Il n'eut qu'un pas à faire pour traverser le trottoir, et, machinalement détourna la tête pour ne pas rencontrer les regards des badauds.
Comme il avait les mains liées, on dut l'aider à monter. On le fit entrer dans le dernier boxe. Il s'assit, les genoux heurtant les planches. La porte se ferma sur lui et la voiture, au trot de ses deux vieux chevaux, se mit en route, dansant sur le pavé.
Cette fois, la grande épreuve commençait.
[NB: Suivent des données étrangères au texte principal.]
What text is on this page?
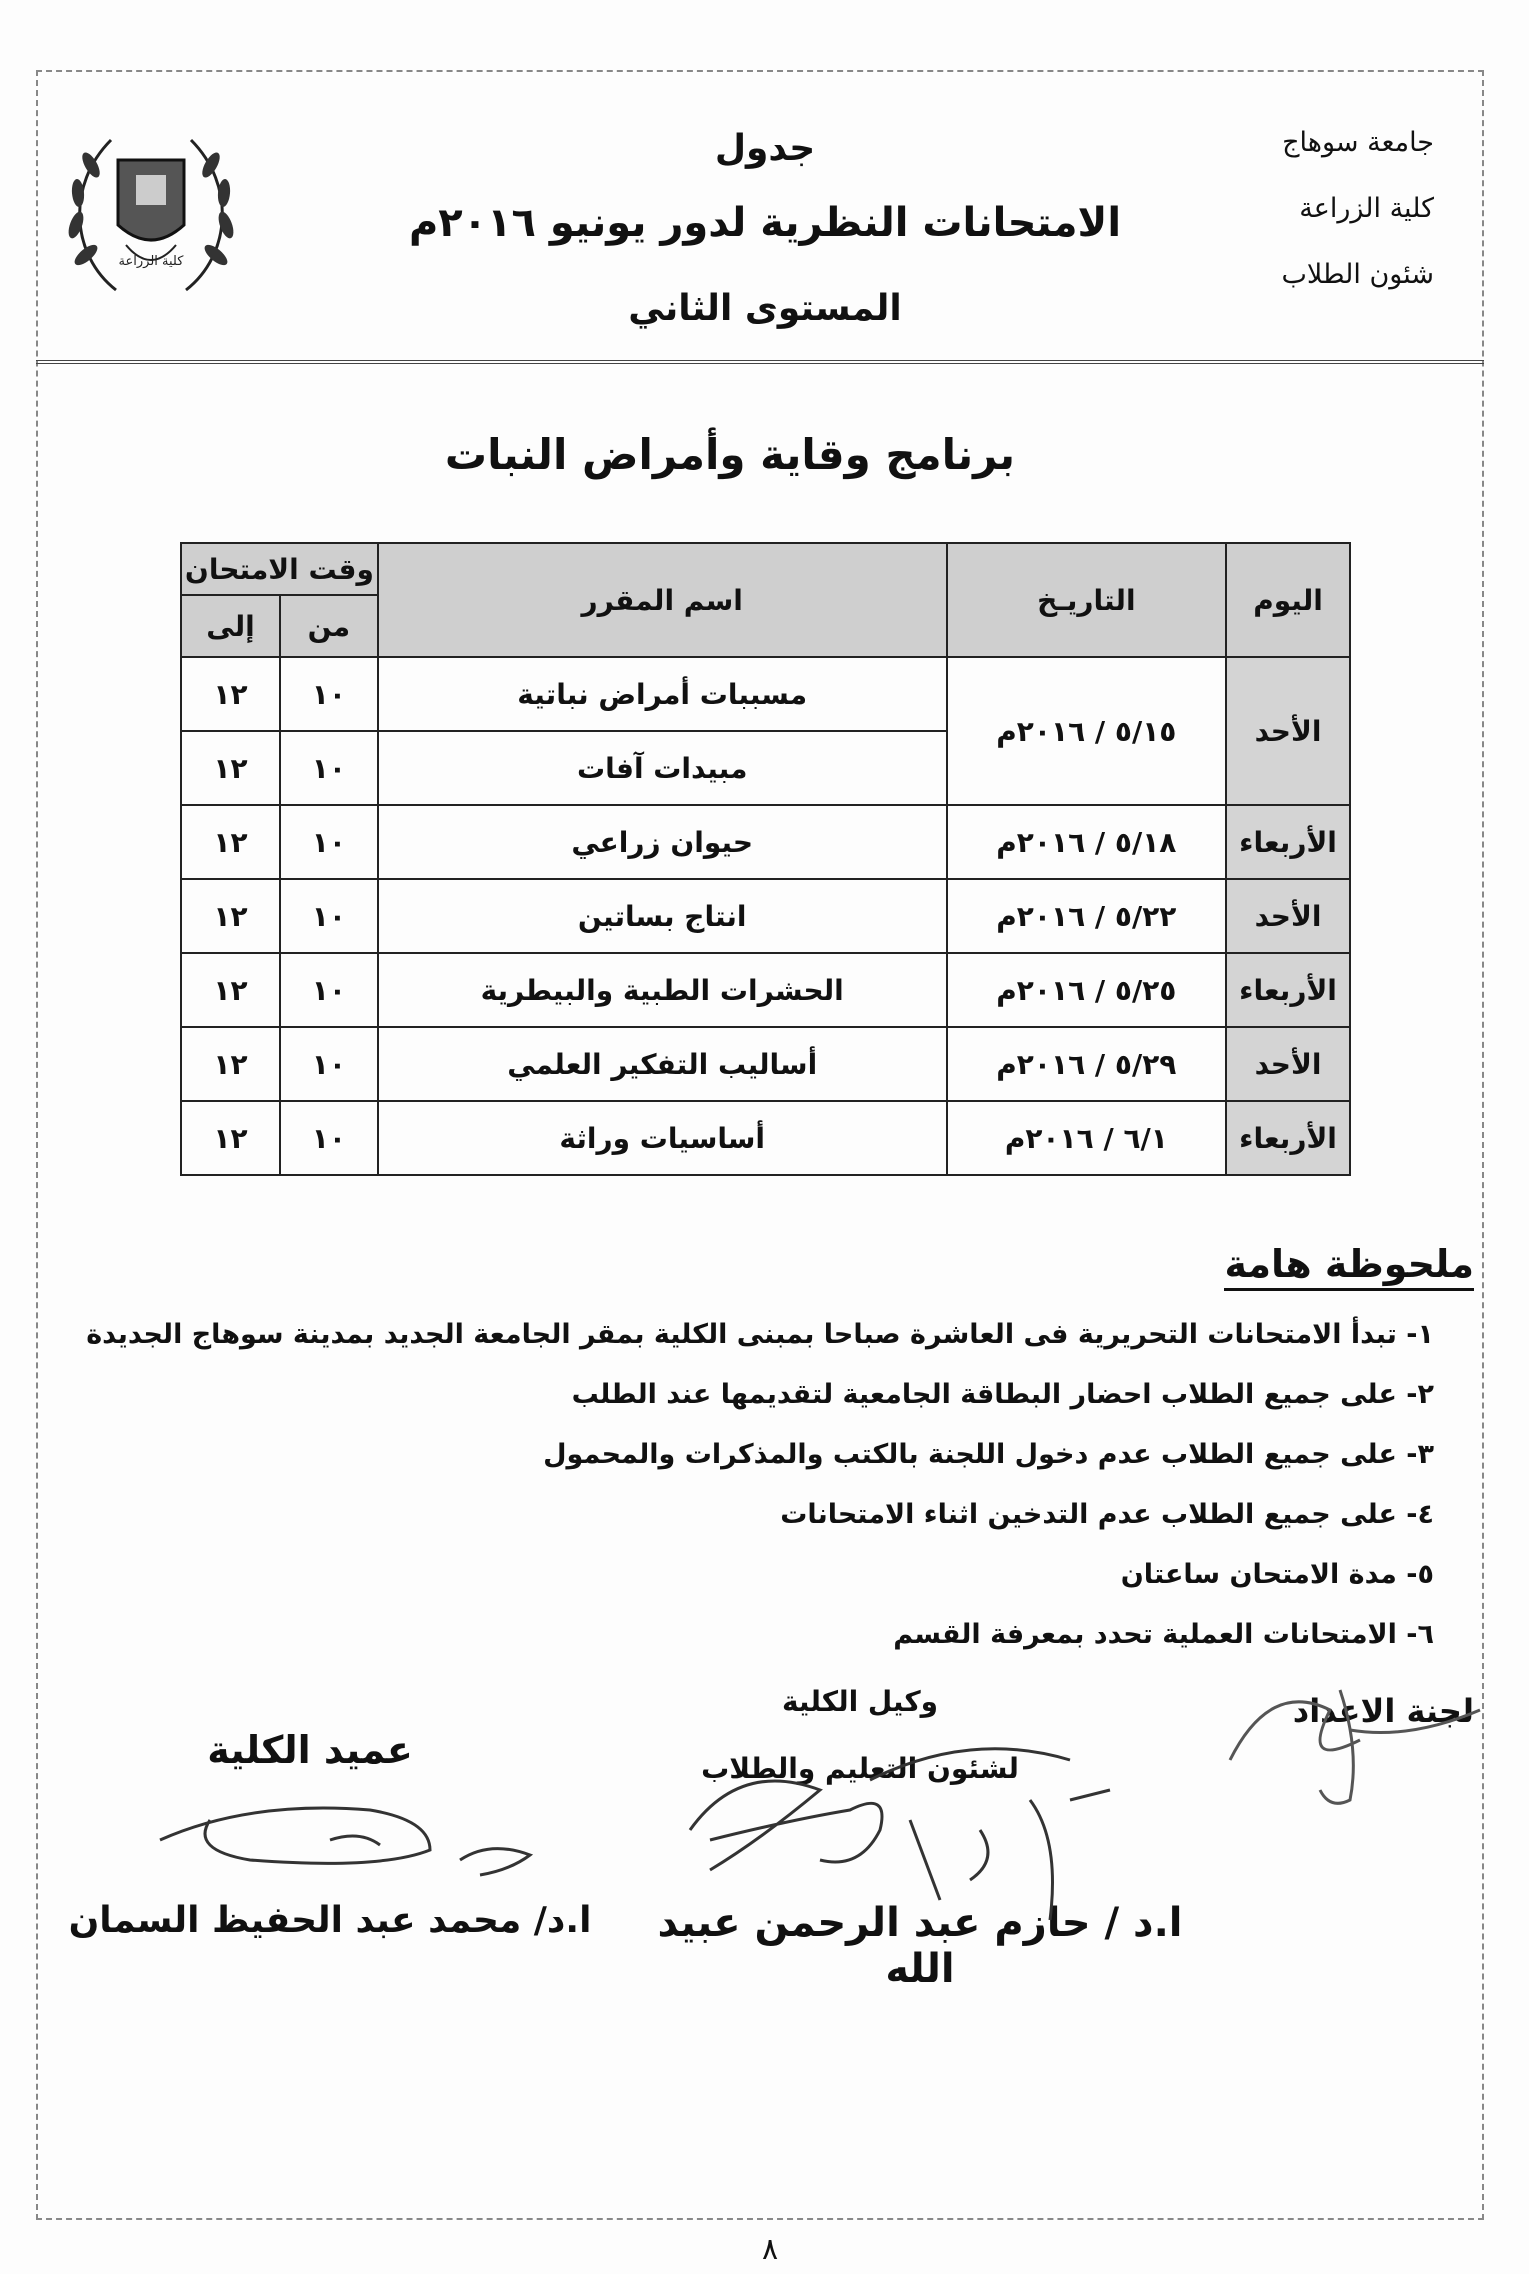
جامعة سوهاج
كلية الزراعة
شئون الطلاب
كلية الزراعة
جدول
الامتحانات النظرية لدور يونيو ٢٠١٦م
المستوى الثاني
برنامج وقاية وأمراض النبات
اليوم	التاريـخ	اسم المقرر	وقت الامتحان	
			من	إلى
الأحد	٥/١٥ / ٢٠١٦م	مسببات أمراض نباتية	١٠	١٢
		مبيدات آفات	١٠	١٢
الأربعاء	٥/١٨ / ٢٠١٦م	حيوان زراعي	١٠	١٢
الأحد	٥/٢٢ / ٢٠١٦م	انتاج بساتين	١٠	١٢
الأربعاء	٥/٢٥ / ٢٠١٦م	الحشرات الطبية والبيطرية	١٠	١٢
الأحد	٥/٢٩ / ٢٠١٦م	أساليب التفكير العلمي	١٠	١٢
الأربعاء	٦/١ / ٢٠١٦م	أساسيات وراثة	١٠	١٢
ملحوظة هامة
١- تبدأ الامتحانات التحريرية فى العاشرة صباحا بمبنى الكلية بمقر الجامعة الجديد بمدينة سوهاج الجديدة
٢- على جميع الطلاب احضار البطاقة الجامعية لتقديمها عند الطلب
٣- على جميع الطلاب عدم دخول اللجنة بالكتب والمذكرات والمحمول
٤- على جميع الطلاب عدم التدخين اثناء الامتحانات
٥- مدة الامتحان ساعتان
٦- الامتحانات العملية تحدد بمعرفة القسم
لجنة الاعداد
وكيل الكلية
لشئون التعليم والطلاب
ا.د / حازم عبد الرحمن عبيد الله
عميد الكلية
ا.د/ محمد عبد الحفيظ السمان
٨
Elle s'annonçait dure, mais quelle joie ce serait pour lui de se jouer des magistrats, de la police; de les surprendre en flagrant délit d'erreur ou de partialité, et de leur arracher enfin, sans qu'en aucun moment, ils pussent se défier, ces interviews uniques qui le classeraient en tête des plus ingénieux parmi les journalistes…
Il se disait cela, plutôt pour se donner du courage que par conviction, conservant, il est vrai, l'espoir de retrouver sa bonne humeur et la lucidité de son esprit après une nuit de repos.
Le lendemain, et le jour qui suivit, il ne vit que ses gardiens.
Bien que la solitude lui pesât, il se sentit d'abord moins
angoissé qu'il ne l'avait été, lorsqu'il se promenait libre dans
Paris.
Tout le jour, il restait étendu sur son lit; la nuit il dormait assez bien, gêné seulement par la lumière de la lampe électrique placée exactement au-dessus de sa tête. Puis, peu à peu, la surveillance constante dont il était l'objet, l'irrita. Après avoir redouté la solitude, il la souhaita complète. La pensée que tous ses gestes étaient épiés, tous ses mouvements suivis, lui devint odieuse, et un doute, repoussé d'abord, puis, d'heure en heure plus poignant, grandit en lui:
«Pourquoi? Sur quel indice l'avait-on arrêté?»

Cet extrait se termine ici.